Frances discovered Bob Ross and The Joy of Painting this morning on Netflix.
She found his mellow voice and unquestionably effectual techniques quite soothing, and asked, “Would this count as a documentary?”
While technically not a documentary, I agreed to her watching it at bedtime because it has such an hypnotic effect on her. Bob Ross is good for anxiety!
I had never considered this show as a possible means of helping her get to sleep. But, yes — Bob!
(For a reminder or to learn about this laidback painter and his show (1983-1994) go here.)

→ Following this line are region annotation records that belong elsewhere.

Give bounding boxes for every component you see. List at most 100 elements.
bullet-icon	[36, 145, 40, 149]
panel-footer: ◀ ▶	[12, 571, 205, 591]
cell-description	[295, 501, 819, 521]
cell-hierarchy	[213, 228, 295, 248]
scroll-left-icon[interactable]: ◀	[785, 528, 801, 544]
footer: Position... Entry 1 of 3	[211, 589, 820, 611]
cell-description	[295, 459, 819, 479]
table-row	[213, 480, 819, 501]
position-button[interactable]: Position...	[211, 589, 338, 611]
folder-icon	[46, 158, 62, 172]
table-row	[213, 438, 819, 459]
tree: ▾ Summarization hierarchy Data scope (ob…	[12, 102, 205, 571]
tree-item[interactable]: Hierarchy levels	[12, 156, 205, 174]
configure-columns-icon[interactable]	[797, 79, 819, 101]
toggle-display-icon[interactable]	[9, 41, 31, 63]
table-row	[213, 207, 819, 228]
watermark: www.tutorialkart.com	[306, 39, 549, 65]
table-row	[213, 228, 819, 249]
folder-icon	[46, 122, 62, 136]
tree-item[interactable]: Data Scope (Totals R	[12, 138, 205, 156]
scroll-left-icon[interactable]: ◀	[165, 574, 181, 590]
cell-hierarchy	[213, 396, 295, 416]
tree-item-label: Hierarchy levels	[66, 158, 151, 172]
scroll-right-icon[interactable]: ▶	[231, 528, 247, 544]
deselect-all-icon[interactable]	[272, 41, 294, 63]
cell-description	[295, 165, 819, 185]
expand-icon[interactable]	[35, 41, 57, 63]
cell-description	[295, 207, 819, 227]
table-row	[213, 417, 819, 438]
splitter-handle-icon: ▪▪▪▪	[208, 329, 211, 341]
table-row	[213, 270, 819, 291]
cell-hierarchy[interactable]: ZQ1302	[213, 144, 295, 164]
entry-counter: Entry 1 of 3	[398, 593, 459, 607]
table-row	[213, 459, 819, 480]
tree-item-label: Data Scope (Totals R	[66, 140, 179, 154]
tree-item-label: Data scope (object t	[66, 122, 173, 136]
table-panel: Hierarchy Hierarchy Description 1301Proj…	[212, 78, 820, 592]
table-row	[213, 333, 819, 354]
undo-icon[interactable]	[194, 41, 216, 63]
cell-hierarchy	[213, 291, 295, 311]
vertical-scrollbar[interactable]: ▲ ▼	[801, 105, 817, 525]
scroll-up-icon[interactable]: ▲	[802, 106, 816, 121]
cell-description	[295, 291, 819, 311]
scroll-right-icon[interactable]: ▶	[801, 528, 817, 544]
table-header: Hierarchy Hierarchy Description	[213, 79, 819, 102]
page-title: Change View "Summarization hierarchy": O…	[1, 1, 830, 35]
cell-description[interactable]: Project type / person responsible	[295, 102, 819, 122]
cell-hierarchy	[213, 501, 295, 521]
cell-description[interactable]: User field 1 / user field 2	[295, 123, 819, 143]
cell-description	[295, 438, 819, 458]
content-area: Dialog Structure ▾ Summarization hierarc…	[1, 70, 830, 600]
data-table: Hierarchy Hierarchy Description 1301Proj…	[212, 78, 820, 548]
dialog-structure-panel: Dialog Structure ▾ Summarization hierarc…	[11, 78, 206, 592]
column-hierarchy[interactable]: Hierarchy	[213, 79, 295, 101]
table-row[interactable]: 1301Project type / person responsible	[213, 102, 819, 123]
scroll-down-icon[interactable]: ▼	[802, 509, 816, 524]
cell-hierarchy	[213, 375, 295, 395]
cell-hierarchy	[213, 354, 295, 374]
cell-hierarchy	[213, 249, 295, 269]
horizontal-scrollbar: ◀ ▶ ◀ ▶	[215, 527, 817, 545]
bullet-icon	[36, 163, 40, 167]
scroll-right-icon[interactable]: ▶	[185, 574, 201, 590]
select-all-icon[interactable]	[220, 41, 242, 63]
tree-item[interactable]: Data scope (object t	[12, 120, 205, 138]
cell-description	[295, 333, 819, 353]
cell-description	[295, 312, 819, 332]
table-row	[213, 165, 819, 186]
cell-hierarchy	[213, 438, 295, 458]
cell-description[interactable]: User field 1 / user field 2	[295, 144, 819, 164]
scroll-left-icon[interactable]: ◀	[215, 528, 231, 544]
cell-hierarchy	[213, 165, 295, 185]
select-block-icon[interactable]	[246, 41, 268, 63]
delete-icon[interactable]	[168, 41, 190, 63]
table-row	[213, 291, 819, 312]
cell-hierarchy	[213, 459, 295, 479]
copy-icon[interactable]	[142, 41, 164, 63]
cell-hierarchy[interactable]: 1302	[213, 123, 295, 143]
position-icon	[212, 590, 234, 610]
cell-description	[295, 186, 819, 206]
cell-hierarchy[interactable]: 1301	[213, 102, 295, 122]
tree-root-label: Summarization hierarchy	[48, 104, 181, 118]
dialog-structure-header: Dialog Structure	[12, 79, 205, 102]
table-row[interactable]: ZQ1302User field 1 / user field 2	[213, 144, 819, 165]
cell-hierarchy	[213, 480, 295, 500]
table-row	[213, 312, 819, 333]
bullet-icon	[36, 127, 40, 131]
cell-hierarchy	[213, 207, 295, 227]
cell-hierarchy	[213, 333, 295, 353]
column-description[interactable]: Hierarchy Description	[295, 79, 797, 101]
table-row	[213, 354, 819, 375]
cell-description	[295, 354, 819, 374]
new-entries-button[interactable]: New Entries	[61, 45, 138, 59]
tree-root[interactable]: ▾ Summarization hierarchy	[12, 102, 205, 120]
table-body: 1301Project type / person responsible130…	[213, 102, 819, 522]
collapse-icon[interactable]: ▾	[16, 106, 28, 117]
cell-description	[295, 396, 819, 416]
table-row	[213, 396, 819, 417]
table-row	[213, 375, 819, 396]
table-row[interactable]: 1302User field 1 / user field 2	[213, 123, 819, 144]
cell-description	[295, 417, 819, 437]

Someone in the Pink Cup Family recently left the back door open despite my reminders that flies would get into our home. Well, flies got into our home for a week or so, which caused Frances to remark:
“It’s not every day you see a housefly in its natural habitat — a house! Hahaha!”
I’ve read that people with Aspergers/high functioning autism spectrum disorder lack a sense of humour — I must beg to differ.
Frances has a great sense of humour: It just may not involve subjects to which her peers can easily relate since it usually reflects her other intense interest: documentaries (nature, architecture, and restricted growth syndromes — I’ll have to discuss that one later).
Frances spent the past three days going to a day camp designed for children with high functioning ASD.
With three other children, she went to a safari, two zoos and a splashpad.
The hardest part for her were the two children that she didn’t know.
We frequently have to remind her that others are learning, too, but the presence of other children at camps and at school results in a great deal of stress for her.
Yet, she needs to be around others in order to learn and to practice the skills that she is acquiring. She will find being around others less stressful when she has those skills.
There is also the matter of my needing to be rested enough in order to keep up with her and the demands of daily life, so summer day camp opportunities are helpful to the whole Pink Cup Family in that regard.
Today, we resume our regular summer schedule once again, until day camp rolls around again in August, which involves keeping Frances occupied throughout the day (and also many wonderful hugs and kisses from her).